La raccolta Vita dei campi, pubblicata nel 1880, presenta come tratto distintivo una spiccata sicilianità, che si manifesta in passioni forti, in gelosie che portano a duelli o addirittura all’omicidio, in paesaggi pieni di vita o assolati nella canicola estiva, negli abitanti popolani che abitano i paesi della costa o dell’entroterra, dediti alla pastorizia o all’agricoltura o alla pesca. Il lettore viene introdotto in medias res attraverso l’uso di un linguaggio particolare che si avvale di termini siciliani italianizzati, di proverbi dell’isola e di aspetti linguistici tipici del parlato. Con la regressione e l’uso del discorso indiretto libero Verga riesce, infine, a trasmettere l’impressione dell’impersonalità della narrazione. Lo scrupolo dell’oggettività del racconto non impedisce che nelle novelle sia forte anche la dimensione simbolica, tipica di un mondo ancestrale dove in un alone mitico e immutato nel tempo si incontrano storie particolari che incarnano valori, passioni e vizi di sempre.

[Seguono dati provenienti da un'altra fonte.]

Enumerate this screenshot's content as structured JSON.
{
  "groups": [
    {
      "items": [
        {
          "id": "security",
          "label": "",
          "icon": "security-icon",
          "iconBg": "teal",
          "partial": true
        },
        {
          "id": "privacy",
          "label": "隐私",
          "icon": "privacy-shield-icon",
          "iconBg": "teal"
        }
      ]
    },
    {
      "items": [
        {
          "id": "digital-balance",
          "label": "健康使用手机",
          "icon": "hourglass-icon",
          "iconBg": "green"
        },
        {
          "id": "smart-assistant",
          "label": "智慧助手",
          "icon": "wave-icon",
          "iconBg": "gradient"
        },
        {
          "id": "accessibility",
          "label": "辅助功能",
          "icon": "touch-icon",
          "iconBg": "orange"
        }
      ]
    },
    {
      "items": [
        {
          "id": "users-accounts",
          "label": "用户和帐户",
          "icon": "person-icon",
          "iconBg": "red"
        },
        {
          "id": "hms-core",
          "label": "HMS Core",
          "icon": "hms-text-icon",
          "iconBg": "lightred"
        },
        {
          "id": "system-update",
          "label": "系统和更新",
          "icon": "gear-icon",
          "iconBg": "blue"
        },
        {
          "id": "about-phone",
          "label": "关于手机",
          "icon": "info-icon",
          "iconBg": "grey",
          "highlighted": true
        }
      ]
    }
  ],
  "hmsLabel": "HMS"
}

Nella prima edizione della raccolta del 1880, pubblicata da Treves, compaiono otto novelle: «Cavalleria rusticana», «La lupa», «Fantasticheria», «Jeli il pastore», «Rosso Malpelo», «L’amante di Gramigna», «Guerra di Santi», «Pentolaccia». Risulta escluso, rispetto all’edizione attuale, il racconto «Il come, il quando e il perché», ritenuto dall’autore non omogeneo agli altri.
La novella «La lupa» viene più tardi trasposta a livello teatrale e cinematografico. Due sono addirittura i film che ci raccontano la storia: quello diretto da Antonio Lattuada nel 1953 e l’ultimo girato da Gabriele Lavia nel 1996, ove Monica Guerritore interpreta i panni della protagonista. Celeberrimo è l’incipit: «Era alta, magra, aveva soltanto un seno fermo e vigoroso da bruna – e pure non era più giovane – era pallida come se avesse sempre addosso la malaria, e su quel pallore due occhi grandi così». L’autore costruisce attorno al personaggio un’aura infernale.
Lo stesso nome, attribuito alla donna dal popolo, sembra prelevato dall’Inferno dantesco dove la lupa rappresenta la cupidigia: anche la gnà Pina è «sazia giammai – di nulla». Il campo semantico legato alla lupa e al cane prosegue in tutto il racconto: lei è «sola come una cagnaccia, con quell’andare randagio e sospettoso della lupa affamata». Il popolo affianca a quella donna anche l’immagine del demonio: la lupa ha gli «occhi da satanasso» e, poi ancora, leggiamo che «il diavolo quando invecchia si fa eremita». Per questo la gente si fa il segno della croce quando vede quella lupa che non va mai in chiesa, «né a Pasqua, né a Natale, né per ascoltar messa, né per confessarsi».